Sarah sighed, and reached for the bottle of bourbon again. "Okay. But you need to talk to Randy. I don't care what you tell him, but you need to tell him something. Coherent and sum-total."

It took time for the two of them to craft a story and timeline that they could both memorize, stick to, and then agree that Dave would agree to, but in the end, it worked. As promised, Sarah held up to her end of the lie, telling Dave that Meg had talked to her, explained everything, and planned to talk to Randy about all of it – knowing full well that Meg planned to talk to Randy about a sanitized and edited version of the truth, and had made no plans for any sort of medication or counseling. On that front, Sarah wasn't as concerned – she didn't want any mental dust stirred up for Meg, and she didn't want any more pills to hide. As for the rest of it, she knew Meg and Randy had to talk, and soon, about what was going on in Meg's head. Something was going to give way, irreparably, if Jackson wasn't dealt with and permanently put in his place. If that meant a trip to New Orleans, so be it. If it meant something more, then they needed to hurry and figure it out, before there was nothing left in Meg's head to salvage.

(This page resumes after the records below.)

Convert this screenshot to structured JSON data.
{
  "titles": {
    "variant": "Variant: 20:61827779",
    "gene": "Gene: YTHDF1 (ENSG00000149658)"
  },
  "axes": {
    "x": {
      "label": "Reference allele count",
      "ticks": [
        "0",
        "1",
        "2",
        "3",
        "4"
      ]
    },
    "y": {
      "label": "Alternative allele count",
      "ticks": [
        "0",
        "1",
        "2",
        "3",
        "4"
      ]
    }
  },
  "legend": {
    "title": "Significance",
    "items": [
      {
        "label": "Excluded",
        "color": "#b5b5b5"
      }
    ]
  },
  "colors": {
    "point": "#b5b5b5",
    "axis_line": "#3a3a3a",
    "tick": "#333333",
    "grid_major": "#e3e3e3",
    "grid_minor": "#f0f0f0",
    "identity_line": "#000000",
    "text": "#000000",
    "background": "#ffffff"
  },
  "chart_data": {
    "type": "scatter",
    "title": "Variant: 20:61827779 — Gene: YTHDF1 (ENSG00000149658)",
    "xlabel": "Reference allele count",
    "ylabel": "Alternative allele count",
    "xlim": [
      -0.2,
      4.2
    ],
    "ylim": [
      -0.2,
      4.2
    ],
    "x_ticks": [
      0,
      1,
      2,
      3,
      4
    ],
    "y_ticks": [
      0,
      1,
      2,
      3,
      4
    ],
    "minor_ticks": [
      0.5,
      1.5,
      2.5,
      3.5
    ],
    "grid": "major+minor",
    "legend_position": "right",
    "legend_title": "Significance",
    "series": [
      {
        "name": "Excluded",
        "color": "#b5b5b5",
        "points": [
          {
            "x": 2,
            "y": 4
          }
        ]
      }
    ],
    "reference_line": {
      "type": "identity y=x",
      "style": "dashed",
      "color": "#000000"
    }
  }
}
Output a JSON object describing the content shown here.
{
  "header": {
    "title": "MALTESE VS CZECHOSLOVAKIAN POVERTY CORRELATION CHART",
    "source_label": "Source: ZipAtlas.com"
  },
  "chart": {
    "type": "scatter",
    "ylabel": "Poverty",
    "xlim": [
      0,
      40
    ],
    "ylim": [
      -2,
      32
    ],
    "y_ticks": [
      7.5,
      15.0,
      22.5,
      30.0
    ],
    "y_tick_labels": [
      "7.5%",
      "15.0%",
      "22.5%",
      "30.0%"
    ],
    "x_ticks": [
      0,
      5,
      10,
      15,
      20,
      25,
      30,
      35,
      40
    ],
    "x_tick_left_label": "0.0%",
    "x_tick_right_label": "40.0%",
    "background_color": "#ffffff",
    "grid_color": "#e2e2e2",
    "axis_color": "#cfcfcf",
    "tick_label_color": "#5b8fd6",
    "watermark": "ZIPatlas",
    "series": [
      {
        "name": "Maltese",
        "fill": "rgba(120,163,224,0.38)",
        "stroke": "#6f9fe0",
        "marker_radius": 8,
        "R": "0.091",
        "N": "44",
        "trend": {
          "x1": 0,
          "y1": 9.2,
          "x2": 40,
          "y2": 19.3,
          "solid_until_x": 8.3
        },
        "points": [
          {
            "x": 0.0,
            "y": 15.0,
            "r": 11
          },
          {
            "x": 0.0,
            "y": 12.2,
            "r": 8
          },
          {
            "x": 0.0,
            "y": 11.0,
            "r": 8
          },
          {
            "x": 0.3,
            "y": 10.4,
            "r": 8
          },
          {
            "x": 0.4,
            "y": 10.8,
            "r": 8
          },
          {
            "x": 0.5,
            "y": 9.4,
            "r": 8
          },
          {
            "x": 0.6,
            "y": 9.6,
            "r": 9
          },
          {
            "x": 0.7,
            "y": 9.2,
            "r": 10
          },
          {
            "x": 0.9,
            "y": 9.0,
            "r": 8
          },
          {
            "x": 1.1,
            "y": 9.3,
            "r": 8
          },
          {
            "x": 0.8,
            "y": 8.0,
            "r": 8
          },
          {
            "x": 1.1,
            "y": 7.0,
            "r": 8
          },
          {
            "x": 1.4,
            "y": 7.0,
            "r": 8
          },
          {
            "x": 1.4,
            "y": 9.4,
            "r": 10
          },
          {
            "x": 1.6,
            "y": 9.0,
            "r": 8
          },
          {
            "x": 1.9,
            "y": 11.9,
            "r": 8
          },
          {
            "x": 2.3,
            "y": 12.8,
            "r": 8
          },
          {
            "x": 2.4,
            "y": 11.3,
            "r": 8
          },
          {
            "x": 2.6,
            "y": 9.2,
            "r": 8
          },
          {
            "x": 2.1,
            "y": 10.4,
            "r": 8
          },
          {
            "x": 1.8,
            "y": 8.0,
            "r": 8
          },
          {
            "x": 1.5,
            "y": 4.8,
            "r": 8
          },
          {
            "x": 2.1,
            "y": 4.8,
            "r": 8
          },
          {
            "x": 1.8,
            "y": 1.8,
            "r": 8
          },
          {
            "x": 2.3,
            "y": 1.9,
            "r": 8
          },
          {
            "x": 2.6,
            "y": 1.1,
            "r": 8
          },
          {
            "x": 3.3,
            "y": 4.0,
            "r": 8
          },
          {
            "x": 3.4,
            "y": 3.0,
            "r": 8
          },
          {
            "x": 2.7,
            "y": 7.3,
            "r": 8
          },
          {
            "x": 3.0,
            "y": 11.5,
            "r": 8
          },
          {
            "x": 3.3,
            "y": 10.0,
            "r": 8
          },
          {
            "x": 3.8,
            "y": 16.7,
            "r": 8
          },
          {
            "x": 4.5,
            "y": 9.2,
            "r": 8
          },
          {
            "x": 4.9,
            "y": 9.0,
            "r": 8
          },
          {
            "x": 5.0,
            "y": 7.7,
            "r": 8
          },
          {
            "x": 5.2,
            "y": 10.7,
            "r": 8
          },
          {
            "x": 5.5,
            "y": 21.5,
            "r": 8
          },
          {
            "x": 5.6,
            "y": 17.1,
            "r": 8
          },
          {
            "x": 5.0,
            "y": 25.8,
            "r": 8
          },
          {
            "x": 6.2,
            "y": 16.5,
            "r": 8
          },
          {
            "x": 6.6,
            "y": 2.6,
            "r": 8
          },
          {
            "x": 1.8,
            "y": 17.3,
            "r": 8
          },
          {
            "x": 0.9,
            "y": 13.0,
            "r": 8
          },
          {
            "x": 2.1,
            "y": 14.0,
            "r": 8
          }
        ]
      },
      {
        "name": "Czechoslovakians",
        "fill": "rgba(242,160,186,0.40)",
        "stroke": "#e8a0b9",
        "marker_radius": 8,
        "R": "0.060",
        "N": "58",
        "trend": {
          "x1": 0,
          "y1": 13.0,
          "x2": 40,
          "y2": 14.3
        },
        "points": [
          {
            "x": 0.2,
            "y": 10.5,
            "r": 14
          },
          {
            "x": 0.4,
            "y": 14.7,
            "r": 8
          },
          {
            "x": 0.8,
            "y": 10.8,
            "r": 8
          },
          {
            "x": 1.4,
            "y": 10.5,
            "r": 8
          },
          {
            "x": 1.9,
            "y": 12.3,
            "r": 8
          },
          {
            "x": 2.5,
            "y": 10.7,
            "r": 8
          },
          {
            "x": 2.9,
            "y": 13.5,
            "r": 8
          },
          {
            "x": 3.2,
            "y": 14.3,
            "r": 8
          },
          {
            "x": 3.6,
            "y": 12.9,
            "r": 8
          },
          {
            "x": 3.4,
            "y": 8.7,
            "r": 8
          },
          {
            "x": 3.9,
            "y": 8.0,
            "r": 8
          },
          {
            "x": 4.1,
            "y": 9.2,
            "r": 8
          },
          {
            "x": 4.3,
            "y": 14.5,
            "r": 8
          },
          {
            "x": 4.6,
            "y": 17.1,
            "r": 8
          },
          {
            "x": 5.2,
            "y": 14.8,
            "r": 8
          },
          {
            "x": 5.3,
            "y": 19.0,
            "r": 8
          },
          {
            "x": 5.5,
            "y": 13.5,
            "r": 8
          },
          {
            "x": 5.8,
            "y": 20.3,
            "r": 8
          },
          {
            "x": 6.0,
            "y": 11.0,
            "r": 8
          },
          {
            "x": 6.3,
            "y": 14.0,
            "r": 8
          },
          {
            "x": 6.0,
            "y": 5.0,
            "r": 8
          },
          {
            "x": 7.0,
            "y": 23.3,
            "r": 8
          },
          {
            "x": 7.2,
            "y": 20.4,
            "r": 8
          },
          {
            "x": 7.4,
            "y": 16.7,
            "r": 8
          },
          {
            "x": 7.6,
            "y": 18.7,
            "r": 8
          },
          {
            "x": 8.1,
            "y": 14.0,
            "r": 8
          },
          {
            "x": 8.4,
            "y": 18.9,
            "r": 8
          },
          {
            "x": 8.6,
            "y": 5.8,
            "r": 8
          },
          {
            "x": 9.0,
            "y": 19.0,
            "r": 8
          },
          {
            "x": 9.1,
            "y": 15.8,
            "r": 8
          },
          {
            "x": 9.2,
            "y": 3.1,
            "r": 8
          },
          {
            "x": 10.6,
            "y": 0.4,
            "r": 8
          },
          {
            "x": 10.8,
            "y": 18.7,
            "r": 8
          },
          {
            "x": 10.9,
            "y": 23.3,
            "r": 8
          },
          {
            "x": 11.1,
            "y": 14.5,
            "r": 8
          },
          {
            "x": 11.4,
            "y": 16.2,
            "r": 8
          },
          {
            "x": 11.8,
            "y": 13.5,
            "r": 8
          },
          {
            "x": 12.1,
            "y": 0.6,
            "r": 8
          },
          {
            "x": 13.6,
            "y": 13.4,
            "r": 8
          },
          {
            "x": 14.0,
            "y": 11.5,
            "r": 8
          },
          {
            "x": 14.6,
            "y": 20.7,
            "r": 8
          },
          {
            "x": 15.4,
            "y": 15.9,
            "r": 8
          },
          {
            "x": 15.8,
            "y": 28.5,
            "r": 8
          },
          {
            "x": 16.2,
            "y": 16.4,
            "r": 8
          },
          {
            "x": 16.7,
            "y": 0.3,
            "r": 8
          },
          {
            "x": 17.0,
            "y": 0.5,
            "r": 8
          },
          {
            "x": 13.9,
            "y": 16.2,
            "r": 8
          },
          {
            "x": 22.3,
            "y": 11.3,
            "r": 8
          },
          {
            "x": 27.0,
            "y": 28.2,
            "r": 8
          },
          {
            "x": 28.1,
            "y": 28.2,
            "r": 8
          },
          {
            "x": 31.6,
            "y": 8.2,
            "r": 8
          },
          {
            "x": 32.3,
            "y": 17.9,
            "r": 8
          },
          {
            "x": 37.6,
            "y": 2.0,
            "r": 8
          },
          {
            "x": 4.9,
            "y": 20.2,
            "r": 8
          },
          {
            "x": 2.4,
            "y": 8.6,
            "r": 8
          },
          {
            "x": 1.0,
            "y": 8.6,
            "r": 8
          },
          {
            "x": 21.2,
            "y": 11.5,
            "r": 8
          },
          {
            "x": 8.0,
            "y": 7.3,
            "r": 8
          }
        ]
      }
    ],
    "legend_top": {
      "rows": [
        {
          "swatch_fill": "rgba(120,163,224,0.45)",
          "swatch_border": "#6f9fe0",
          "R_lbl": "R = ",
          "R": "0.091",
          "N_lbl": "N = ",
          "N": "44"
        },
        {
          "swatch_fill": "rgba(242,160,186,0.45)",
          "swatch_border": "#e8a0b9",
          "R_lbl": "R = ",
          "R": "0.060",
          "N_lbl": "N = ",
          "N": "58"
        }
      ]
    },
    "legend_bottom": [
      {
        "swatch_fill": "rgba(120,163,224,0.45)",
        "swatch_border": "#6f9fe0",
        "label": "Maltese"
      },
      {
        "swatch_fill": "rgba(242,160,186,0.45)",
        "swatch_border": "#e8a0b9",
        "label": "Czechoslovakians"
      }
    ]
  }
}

Dave seemed content to buy Sarah's spiel, and after trying unsuccessfully to cross the girls up on their details, managed to pin Meg down on when she'd be calling Randy to tell him what had happened. Opting to do him one better, Meg said she'd tell him in person, but not right away – it was hard enough to tell Sarah, she rationalized, and she needed time to actually find doctors and therapists and all of the things that she knew Randy would want her to have in place before they talked. Dave, much as he didn't like the idea of Meg anywhere near events, agreed it was the kind of conversation not built for Skype, and said he'd see what he could do about swapping rooms out with Randy for the night so they didn't draw attention to themselves once she was ready to see him, but warned her against stalling for too much time. 'She's listening. At least she's hearing me and listening. Maybe she really is going to try to get herself together for him.'

That settled, Meg breathed a sigh of relief. She knew Randy would worry, given what she was going to ask him, but she decided if he could ask her to trust him for weeks on end, then she could ask him to trust her for the duration of one flight and the length of time it'd take him to get to a shitty hotel via cab.